North and South Korea Exchange Fire, Killing Two
The New York Times, November 23, 2010
SEOUL, South Korea – North and South Korea exchanged artillery fire on Tuesday after dozens of shells fired from the North struck a South Korean island near the countries’ disputed maritime border, South Korean military officials said. Two South Korean soldiers were killed, 15 were wounded and three civilians were injured, said Kiyheon Kwon, an official at the Defense Ministry.

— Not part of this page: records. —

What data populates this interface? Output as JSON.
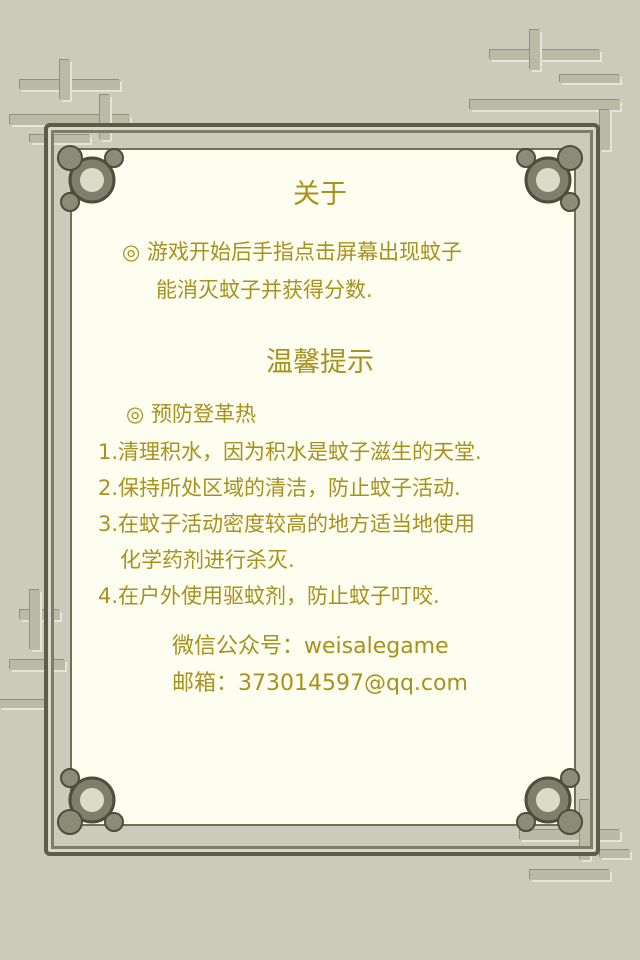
{
  "about": {
    "title": "关于",
    "line1": "◎ 游戏开始后手指点击屏幕出现蚊子",
    "line2": "能消灭蚊子并获得分数."
  },
  "tips": {
    "title": "温馨提示",
    "subtitle": "◎ 预防登革热",
    "items": [
      "1.清理积水，因为积水是蚊子滋生的天堂.",
      "2.保持所处区域的清洁，防止蚊子活动.",
      "3.在蚊子活动密度较高的地方适当地使用",
      "化学药剂进行杀灭.",
      "4.在户外使用驱蚊剂，防止蚊子叮咬."
    ]
  },
  "contact": {
    "wechat": "微信公众号：weisalegame",
    "email": "邮箱：373014597@qq.com"
  },
  "colors": {
    "background": "#cacbba",
    "panel": "#fdfdf0",
    "text": "#a8911c",
    "frame": "#5b5d4b"
  }
}
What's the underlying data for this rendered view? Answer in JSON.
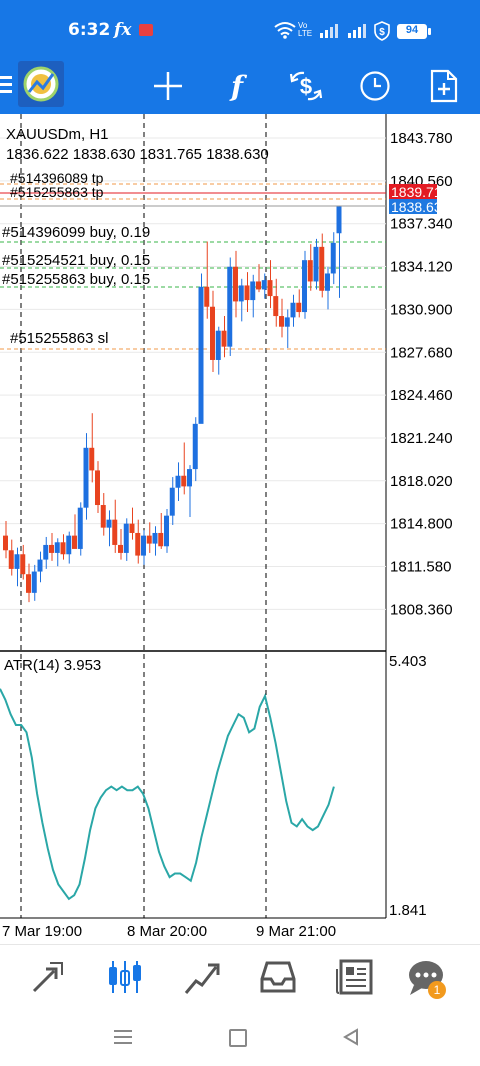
{
  "status_bar": {
    "time": "6:32",
    "network_label": "Vo LTE",
    "battery": "94",
    "colors": {
      "bg": "#1777e6"
    }
  },
  "toolbar": {
    "icons": [
      "app-logo-icon",
      "crosshair-icon",
      "indicators-icon",
      "symbol-change-icon",
      "timeframe-clock-icon",
      "new-order-icon"
    ]
  },
  "chart": {
    "symbol_info": "XAUUSDm, H1",
    "ohlc": "1836.622 1838.630 1831.765 1838.630",
    "bid_price": "1839.710",
    "ask_price": "1838.630",
    "price_ticks": [
      "1843.780",
      "1840.560",
      "1837.340",
      "1834.120",
      "1830.900",
      "1827.680",
      "1824.460",
      "1821.240",
      "1818.020",
      "1814.800",
      "1811.580",
      "1808.360"
    ],
    "order_labels": {
      "tp1": "#514396089 tp",
      "tp2": "#515255863 tp",
      "buy1": "#514396099 buy, 0.19",
      "buy2": "#515254521 buy, 0.15",
      "buy3": "#515255863 buy, 0.15",
      "sl": "#515255863 sl"
    },
    "indicator_label": "ATR(14) 3.953",
    "indicator_max": "5.403",
    "indicator_min": "1.841",
    "time_labels": [
      "7 Mar 19:00",
      "8 Mar 20:00",
      "9 Mar 21:00"
    ],
    "colors": {
      "bull": "#1e70e0",
      "bear": "#e8431f",
      "atr": "#2aa7a7",
      "bid": "#e31b23",
      "ask": "#1f78e0",
      "tp_line": "#f29a4a",
      "buy_line": "#39b54a"
    }
  },
  "bottom_nav": {
    "items": [
      "trade-icon",
      "chart-icon",
      "statistics-icon",
      "inbox-icon",
      "news-icon",
      "chat-icon"
    ],
    "chat_badge": "1",
    "active_color": "#1777e6"
  },
  "system_nav": {
    "items": [
      "recents-icon",
      "home-icon",
      "back-icon"
    ]
  }
}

The South Korean military went to “crisis status,” and fighter planes were put on alert but did not take off. South Korean artillery units returned fire after the North’s shells struck South Korea’s Yeonpyeong Island at 2:34 p. m., said Mr. Kwon, adding that the North also fired numerous rounds into the Yellow Sea. News reports said dozens of houses were on fire, and TV footage showed large plumes of black smoke spiraling from the island.
The official North Korean news agency said in a brief statement Tuesday night that the South had started the fight when it “recklessly fired into our sea area.”
The South Korean deputy minister of defense, Lee Yong-geul, acknowledged that artillery units had been firing test shots on Tuesday afternoon close to the North Korean coast, from a battery on the South Korean island of Paeknyeongdo. But he denied Pyongyang’s charge that the shots had crossed the sea border. While skirmishes between the two countries have not been uncommon in recent years, the clash appeared to have been the most serious in decades and came amid heightened tensions over the North’s nuclear program. An American nuclear scientist who recently visited the North said he had been shown a secret and modern enrichment facility.
A spokesman for President Lee Myung-bak said Mr. Lee gathered his security-related ministers and senior aides at a crisis meeting in the underground situation room at the Blue House,
the presidential office and residence.
“We will not in any way tolerate this,” Mr. Lee’s chief spokesman, Hong Sang-pyo, said after the meeting. “Any further provocation will get an immediate and strong response and the South Korean military will strongly retaliate if there is anything further.”
The United States condemned the attack and called on North Korea to “halt its belligerent action,” the White House said in a statement.
The attack on the island came as 70,000 South Korean troops were beginning an annual nationwide military drill called Safeguarding the Nation. The exercise has been sharply criticized by Pyongyang as “simulating an invasion of the North” and “a means to provoke a war.” The drill includes some United States forces, but a defense official said no American military personnel were on the island when it was hit.
A spokeswoman for the Unification Ministry in Seoul said Tuesday night that the South Korean Red Cross had indefinitely postponed a Thursday meeting with North Korean officials on further reunions between family members separated since the Korean War. She also said the ministry was “reviewing the security situation” for several hundred South Korean workers at the Kaesong Industrial Park, a jointly operated facility in North Korea.
The shelling also followed revelations of two new nuclear facilities in the North – a light water reactor under construction and a modern plant for enriching uranium that Pyongyang says is operational.